Après avoir réfléchi un moment, Carolina se met à parler lentement.
« Euh… Donc, je voudrais en discuter avec toi, Souta-sama. Comment puis-je te rendre ta gentillesse ? »
« Rendre la pareille ? »
« Oui. Dire ça rend la chose si audacieuse… On m'amène ici à Saint Bell en tant qu'esclave. Même si je pars d'ici, je n'ai nul part où retourner. Je souhaiterais rester à tes côtés pour t'aider. »
« Je suis reconnaissant, mais je n'ai pas assez d'argent pour embaucher une femme de chambre. »
« Ah. Alors c'est parfait. De toute façon, je ne suis pas exigeante aussi longtemps que je bénéficie du strict nécessaire en nourriture et en habits. »
Si les propos de Carolina sont vrais, son histoire n'est vraiment pas joyeuse.
« Je suis plutôt douée au combat. Je pense pouvoir être utile à Souta-sama s'il accepte de m'embarquer dans ses aventures. »
Les paroles de Carolina semblent probablement sincères.
En combat, elle est au-dessus de la moyenne.
« J'ai compris.

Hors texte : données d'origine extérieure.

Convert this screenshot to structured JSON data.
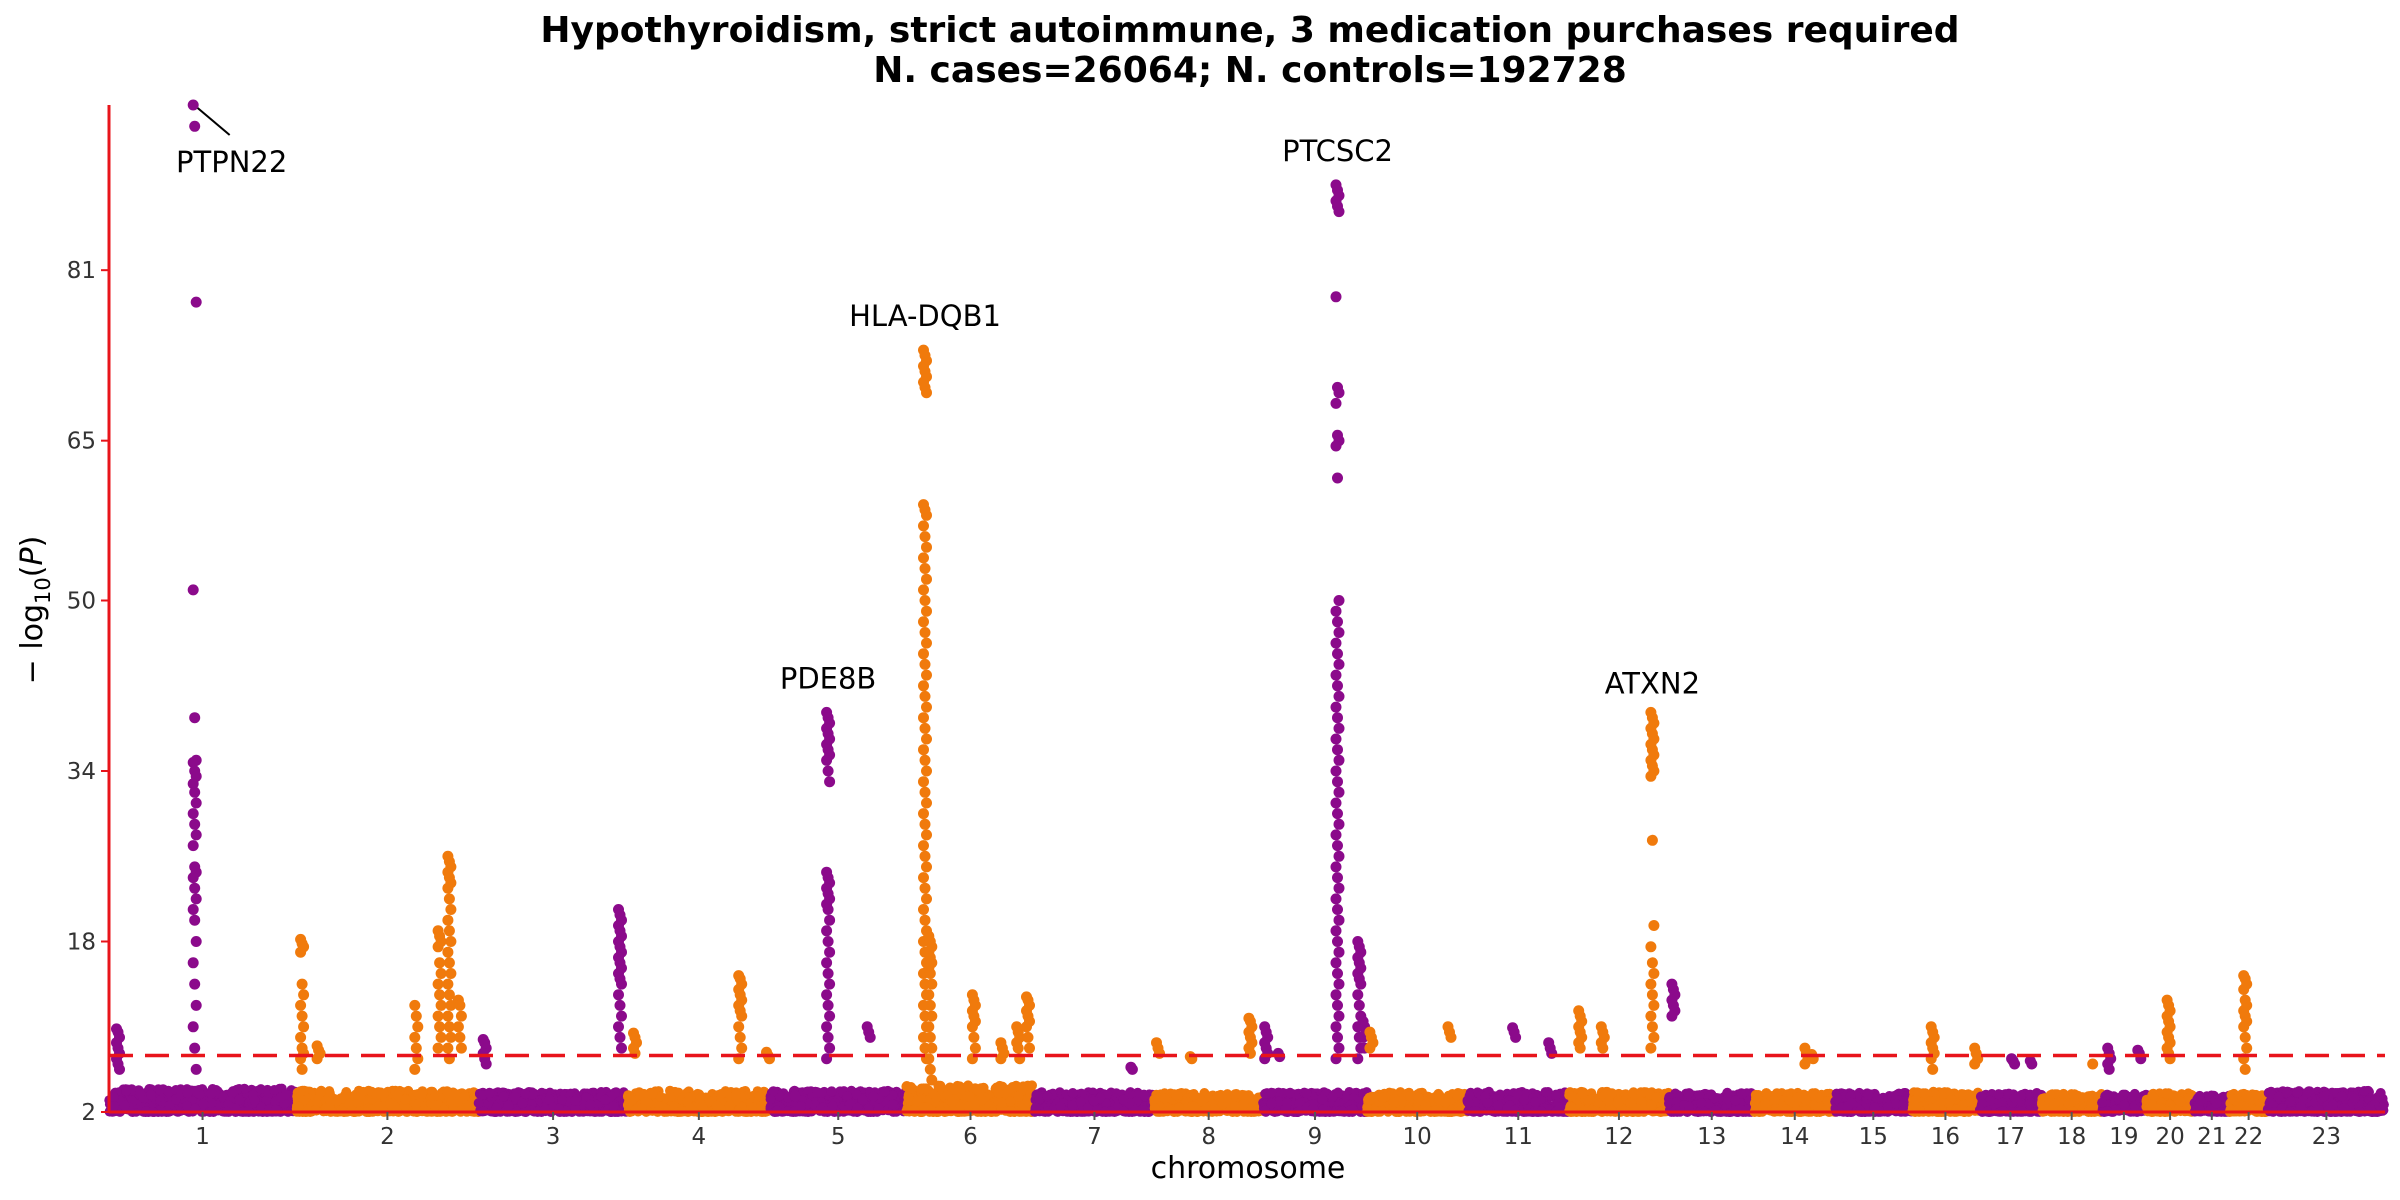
{
  "chart_data": {
    "type": "scatter",
    "subtype": "manhattan",
    "title_line1": "Hypothyroidism, strict autoimmune, 3 medication purchases required",
    "title_line2": "N. cases=26064; N. controls=192728",
    "xlabel": "chromosome",
    "ylabel": "−log10(P)",
    "y_ticks": [
      2,
      18,
      34,
      50,
      65,
      81
    ],
    "ylim": [
      2,
      96.5
    ],
    "significance_line": 7.3,
    "colors": {
      "odd": "#8B0A8B",
      "even": "#F07A0C",
      "axis": "#E8141B",
      "threshold": "#E8141B"
    },
    "chromosomes": [
      "1",
      "2",
      "3",
      "4",
      "5",
      "6",
      "7",
      "8",
      "9",
      "10",
      "11",
      "12",
      "13",
      "14",
      "15",
      "16",
      "17",
      "18",
      "19",
      "20",
      "21",
      "22",
      "23"
    ],
    "chrom_sizes": [
      249,
      243,
      198,
      190,
      181,
      171,
      159,
      145,
      138,
      134,
      135,
      133,
      114,
      107,
      102,
      90,
      83,
      80,
      59,
      64,
      47,
      51,
      156
    ],
    "baseline_noise_max": [
      4.2,
      4.0,
      3.9,
      4.0,
      4.0,
      4.5,
      3.9,
      3.8,
      3.9,
      3.9,
      3.9,
      3.9,
      3.8,
      3.8,
      3.8,
      3.9,
      3.8,
      3.7,
      3.7,
      3.8,
      3.6,
      3.8,
      4.0
    ],
    "peaks": [
      {
        "chrom": "1",
        "pos": 114,
        "values": [
          96.5,
          94.5,
          78,
          51,
          39,
          35,
          34.8,
          34,
          33.5,
          32.8,
          32,
          31,
          30,
          29,
          28,
          27,
          25,
          24.5,
          24,
          23,
          22,
          21,
          20,
          18,
          16,
          14,
          12,
          10,
          8,
          6
        ]
      },
      {
        "chrom": "1",
        "pos": 12,
        "values": [
          9.8,
          9.5,
          9,
          8.5,
          8,
          7.5,
          7,
          6.5,
          6
        ]
      },
      {
        "chrom": "2",
        "pos": 8,
        "values": [
          18.2,
          17.8,
          17.5,
          17,
          14,
          13,
          12,
          11,
          10,
          9,
          8,
          7.5,
          7,
          6
        ]
      },
      {
        "chrom": "2",
        "pos": 30,
        "values": [
          8.2,
          7.8,
          7.5,
          7
        ]
      },
      {
        "chrom": "2",
        "pos": 160,
        "values": [
          12,
          11,
          10,
          9,
          8,
          7,
          6
        ]
      },
      {
        "chrom": "2",
        "pos": 204,
        "values": [
          26,
          25.5,
          25,
          24.5,
          24,
          23.5,
          23,
          22,
          21,
          20,
          19,
          18,
          17,
          16,
          15,
          14,
          13,
          12,
          11,
          10,
          9,
          8,
          7
        ]
      },
      {
        "chrom": "2",
        "pos": 191,
        "values": [
          19,
          18.5,
          18,
          17.5,
          16,
          15,
          14,
          13,
          12,
          11,
          10,
          9,
          8
        ]
      },
      {
        "chrom": "2",
        "pos": 218,
        "values": [
          12.5,
          12,
          11,
          10,
          9,
          8
        ]
      },
      {
        "chrom": "3",
        "pos": 8,
        "values": [
          8.8,
          8.5,
          8,
          7.5,
          7,
          6.5
        ]
      },
      {
        "chrom": "3",
        "pos": 188,
        "values": [
          21,
          20.5,
          20,
          19.5,
          19,
          18.5,
          18,
          17.5,
          17,
          16.5,
          16,
          15.5,
          15,
          14.5,
          14,
          13,
          12,
          11,
          10,
          9,
          8
        ]
      },
      {
        "chrom": "4",
        "pos": 10,
        "values": [
          9.4,
          9,
          8.5,
          8,
          7.5
        ]
      },
      {
        "chrom": "4",
        "pos": 150,
        "values": [
          14.8,
          14.5,
          14,
          13.5,
          13,
          12.5,
          12,
          11.5,
          11,
          10,
          9,
          8,
          7
        ]
      },
      {
        "chrom": "4",
        "pos": 187,
        "values": [
          7.6,
          7.3,
          7
        ]
      },
      {
        "chrom": "5",
        "pos": 35,
        "values": [
          3.5
        ]
      },
      {
        "chrom": "5",
        "pos": 77,
        "values": [
          39.5,
          39,
          38.5,
          38,
          37.5,
          37,
          36.5,
          36,
          35.5,
          35,
          34,
          33,
          24.5,
          24,
          23.5,
          23,
          22.5,
          22,
          21.5,
          21,
          20,
          19,
          18,
          17,
          16,
          15,
          14,
          13,
          12,
          11,
          10,
          9,
          8,
          7
        ]
      },
      {
        "chrom": "5",
        "pos": 131,
        "values": [
          10,
          9.5,
          9
        ]
      },
      {
        "chrom": "6",
        "pos": 25,
        "values": [
          73.5,
          73,
          72.5,
          72,
          71.5,
          71,
          70.5,
          70,
          69.5,
          59,
          58.5,
          58,
          57,
          56,
          55,
          54,
          53,
          52,
          51,
          50,
          49,
          48,
          47,
          46,
          45,
          44,
          43,
          42,
          41,
          40,
          39,
          38,
          37,
          36,
          35,
          34,
          33,
          32,
          31,
          30,
          29,
          28,
          27,
          26,
          25,
          24,
          23,
          22,
          21,
          20,
          19,
          18,
          17,
          16,
          15,
          14,
          13,
          12,
          11,
          10,
          9,
          8,
          7
        ]
      },
      {
        "chrom": "6",
        "pos": 32,
        "values": [
          18.5,
          18,
          17.5,
          17,
          16.5,
          16,
          15.5,
          15,
          14,
          13,
          12,
          11,
          10,
          9,
          8,
          7,
          6,
          5
        ]
      },
      {
        "chrom": "6",
        "pos": 90,
        "values": [
          13,
          12.5,
          12,
          11.5,
          11,
          10.5,
          10,
          9,
          8,
          7
        ]
      },
      {
        "chrom": "6",
        "pos": 128,
        "values": [
          8.5,
          8,
          7.5,
          7
        ]
      },
      {
        "chrom": "6",
        "pos": 149,
        "values": [
          10,
          9.5,
          9,
          8.5,
          8,
          7
        ]
      },
      {
        "chrom": "6",
        "pos": 162,
        "values": [
          12.8,
          12.5,
          12,
          11.5,
          11,
          10.5,
          10,
          9,
          8
        ]
      },
      {
        "chrom": "7",
        "pos": 130,
        "values": [
          6.2,
          6
        ]
      },
      {
        "chrom": "8",
        "pos": 5,
        "values": [
          8.5,
          8,
          7.5
        ]
      },
      {
        "chrom": "8",
        "pos": 50,
        "values": [
          7.2,
          7
        ]
      },
      {
        "chrom": "8",
        "pos": 128,
        "values": [
          10.8,
          10.5,
          10,
          9.5,
          9,
          8.5,
          8,
          7.5
        ]
      },
      {
        "chrom": "9",
        "pos": 4,
        "values": [
          10,
          9.5,
          9,
          8.5,
          8,
          7.5,
          7
        ]
      },
      {
        "chrom": "9",
        "pos": 22,
        "values": [
          7.5,
          7.2
        ]
      },
      {
        "chrom": "9",
        "pos": 99,
        "values": [
          89,
          88.5,
          88,
          87.5,
          87,
          86.5,
          78.5,
          70,
          69.5,
          68.5,
          65.5,
          65,
          64.5,
          61.5,
          50,
          49,
          48,
          47,
          46,
          45,
          44,
          43,
          42,
          41,
          40,
          39,
          38,
          37,
          36,
          35,
          34,
          33,
          32,
          31,
          30,
          29,
          28,
          27,
          26,
          25,
          24,
          23,
          22,
          21,
          20,
          19,
          18,
          17,
          16,
          15,
          14,
          13,
          12,
          11,
          10,
          9,
          8,
          7
        ]
      },
      {
        "chrom": "9",
        "pos": 128,
        "values": [
          18,
          17.5,
          17,
          16.5,
          16,
          15.5,
          15,
          14.5,
          14,
          13,
          12,
          11,
          10,
          9,
          8,
          7
        ]
      },
      {
        "chrom": "9",
        "pos": 135,
        "values": [
          10.5,
          10,
          9.5,
          9,
          8
        ]
      },
      {
        "chrom": "10",
        "pos": 6,
        "values": [
          9.5,
          9,
          8.5,
          8
        ]
      },
      {
        "chrom": "10",
        "pos": 110,
        "values": [
          10,
          9.5,
          9
        ]
      },
      {
        "chrom": "11",
        "pos": 62,
        "values": [
          9.9,
          9.5,
          9
        ]
      },
      {
        "chrom": "11",
        "pos": 110,
        "values": [
          8.5,
          8,
          7.5
        ]
      },
      {
        "chrom": "12",
        "pos": 15,
        "values": [
          11.5,
          11,
          10.5,
          10,
          9.5,
          9,
          8.5,
          8
        ]
      },
      {
        "chrom": "12",
        "pos": 45,
        "values": [
          10,
          9.5,
          9,
          8.5,
          8
        ]
      },
      {
        "chrom": "12",
        "pos": 111,
        "values": [
          39.5,
          39,
          38.5,
          38,
          37.5,
          37,
          36.5,
          36,
          35.5,
          35,
          34.5,
          34,
          33.5,
          27.5,
          19.5,
          17.5,
          16,
          15,
          14,
          13,
          12,
          11,
          10,
          9,
          8
        ]
      },
      {
        "chrom": "13",
        "pos": 6,
        "values": [
          14,
          13.5,
          13,
          12.5,
          12,
          11.5,
          11
        ]
      },
      {
        "chrom": "14",
        "pos": 69,
        "values": [
          8,
          7.5,
          7,
          6.5
        ]
      },
      {
        "chrom": "14",
        "pos": 78,
        "values": [
          7.4,
          7
        ]
      },
      {
        "chrom": "16",
        "pos": 28,
        "values": [
          10,
          9.5,
          9,
          8.5,
          8,
          7.5,
          7,
          6
        ]
      },
      {
        "chrom": "16",
        "pos": 86,
        "values": [
          8,
          7.5,
          7,
          6.5
        ]
      },
      {
        "chrom": "17",
        "pos": 45,
        "values": [
          7,
          6.8,
          6.5
        ]
      },
      {
        "chrom": "17",
        "pos": 70,
        "values": [
          6.8,
          6.5
        ]
      },
      {
        "chrom": "18",
        "pos": 70,
        "values": [
          6.5
        ]
      },
      {
        "chrom": "19",
        "pos": 10,
        "values": [
          8,
          7.5,
          7,
          6.5,
          6
        ]
      },
      {
        "chrom": "19",
        "pos": 50,
        "values": [
          7.8,
          7.5,
          7
        ]
      },
      {
        "chrom": "20",
        "pos": 30,
        "values": [
          12.5,
          12,
          11.5,
          11,
          10.5,
          10,
          9.5,
          9,
          8.5,
          8,
          7.5,
          7
        ]
      },
      {
        "chrom": "22",
        "pos": 21,
        "values": [
          14.8,
          14.5,
          14,
          13.5,
          12.5,
          12,
          11.5,
          11,
          10.5,
          10,
          9,
          8,
          7,
          6
        ]
      }
    ],
    "annotations": [
      {
        "label": "PTPN22",
        "chrom": "1",
        "pos": 114,
        "y": 96.5,
        "dx": 37,
        "dy": 67,
        "leader": true
      },
      {
        "label": "HLA-DQB1",
        "chrom": "6",
        "pos": 25,
        "y": 73.5,
        "dx": 0,
        "dy": -24
      },
      {
        "label": "PTCSC2",
        "chrom": "9",
        "pos": 99,
        "y": 89,
        "dx": 0,
        "dy": -24
      },
      {
        "label": "PDE8B",
        "chrom": "5",
        "pos": 77,
        "y": 39.5,
        "dx": 0,
        "dy": -24
      },
      {
        "label": "ATXN2",
        "chrom": "12",
        "pos": 111,
        "y": 39.5,
        "dx": 0,
        "dy": -19
      }
    ]
  }
}
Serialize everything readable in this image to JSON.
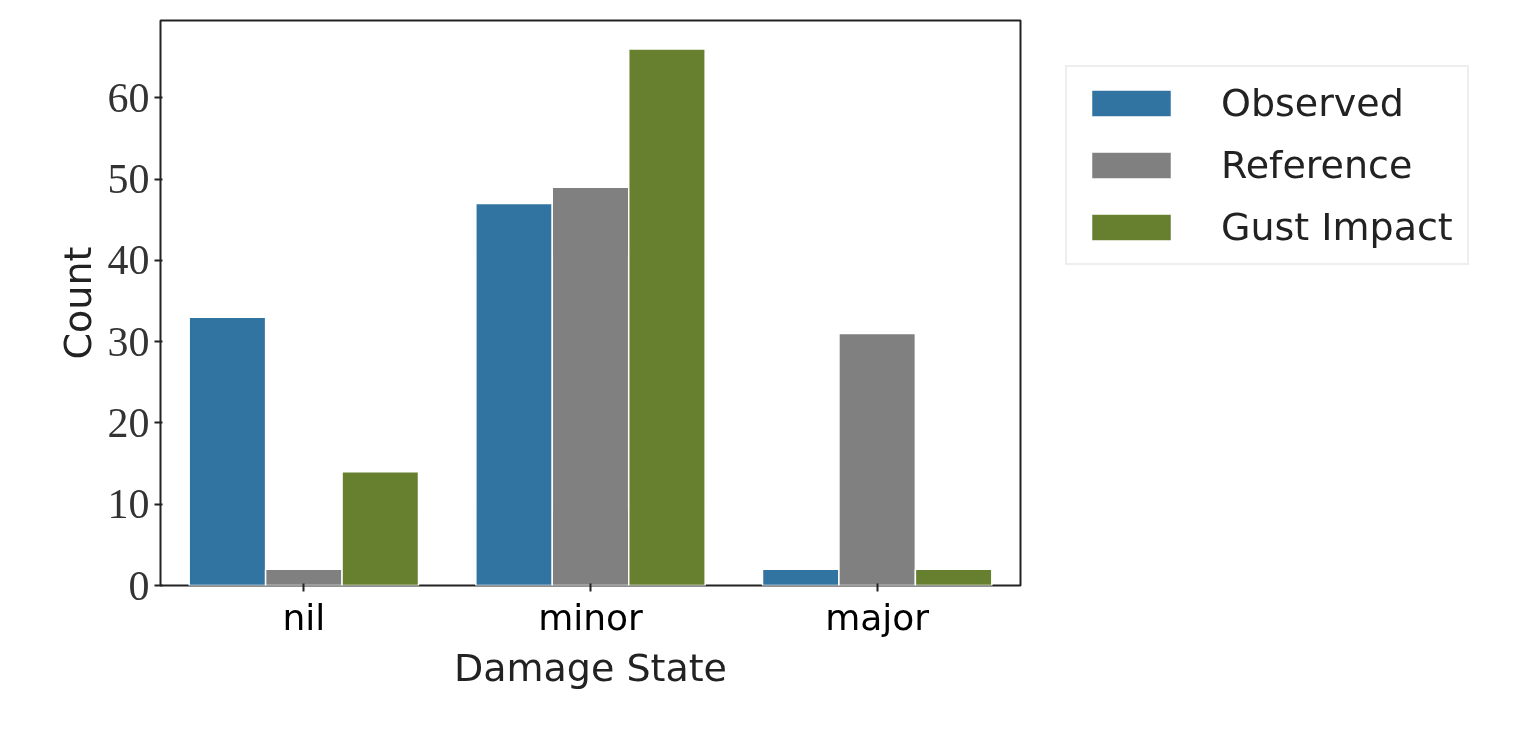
{
  "chart_data": {
    "type": "bar",
    "xlabel": "Damage State",
    "ylabel": "Count",
    "categories": [
      "nil",
      "minor",
      "major"
    ],
    "series": [
      {
        "name": "Observed",
        "color": "#3274a1",
        "values": [
          33,
          47,
          2
        ]
      },
      {
        "name": "Reference",
        "color": "#808080",
        "values": [
          2,
          49,
          31
        ]
      },
      {
        "name": "Gust Impact",
        "color": "#668030",
        "values": [
          14,
          66,
          2
        ]
      }
    ],
    "ylim": [
      0,
      69.5
    ],
    "yticks": [
      0,
      10,
      20,
      30,
      40,
      50,
      60
    ],
    "grid": false,
    "legend": "top right"
  }
}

Je n'ai aucune raison de refuser Karo. »
« Vraiment ! ? Merci beaucoup, Maître ! »
« M-Maître… ! ? »
« Oui. Après tout, c'est logique puisque Souta devient mon maître dorénavant. Y a-t-il quelque chose de bizarre ? »
« Non, c'est pas bizarre ! Pas du tout ! Va-y franchement, appelle-moi Maître dorénavant ! »
Quelle drôle d'idée.
Au final, il semblerait que je sois devenu le maître de Carolina aujourd'hui.
Je n'aurais jamais cru que viendrait le jour où une fille appellerait son maître sans que j'aie besoin de lui verser d'argent.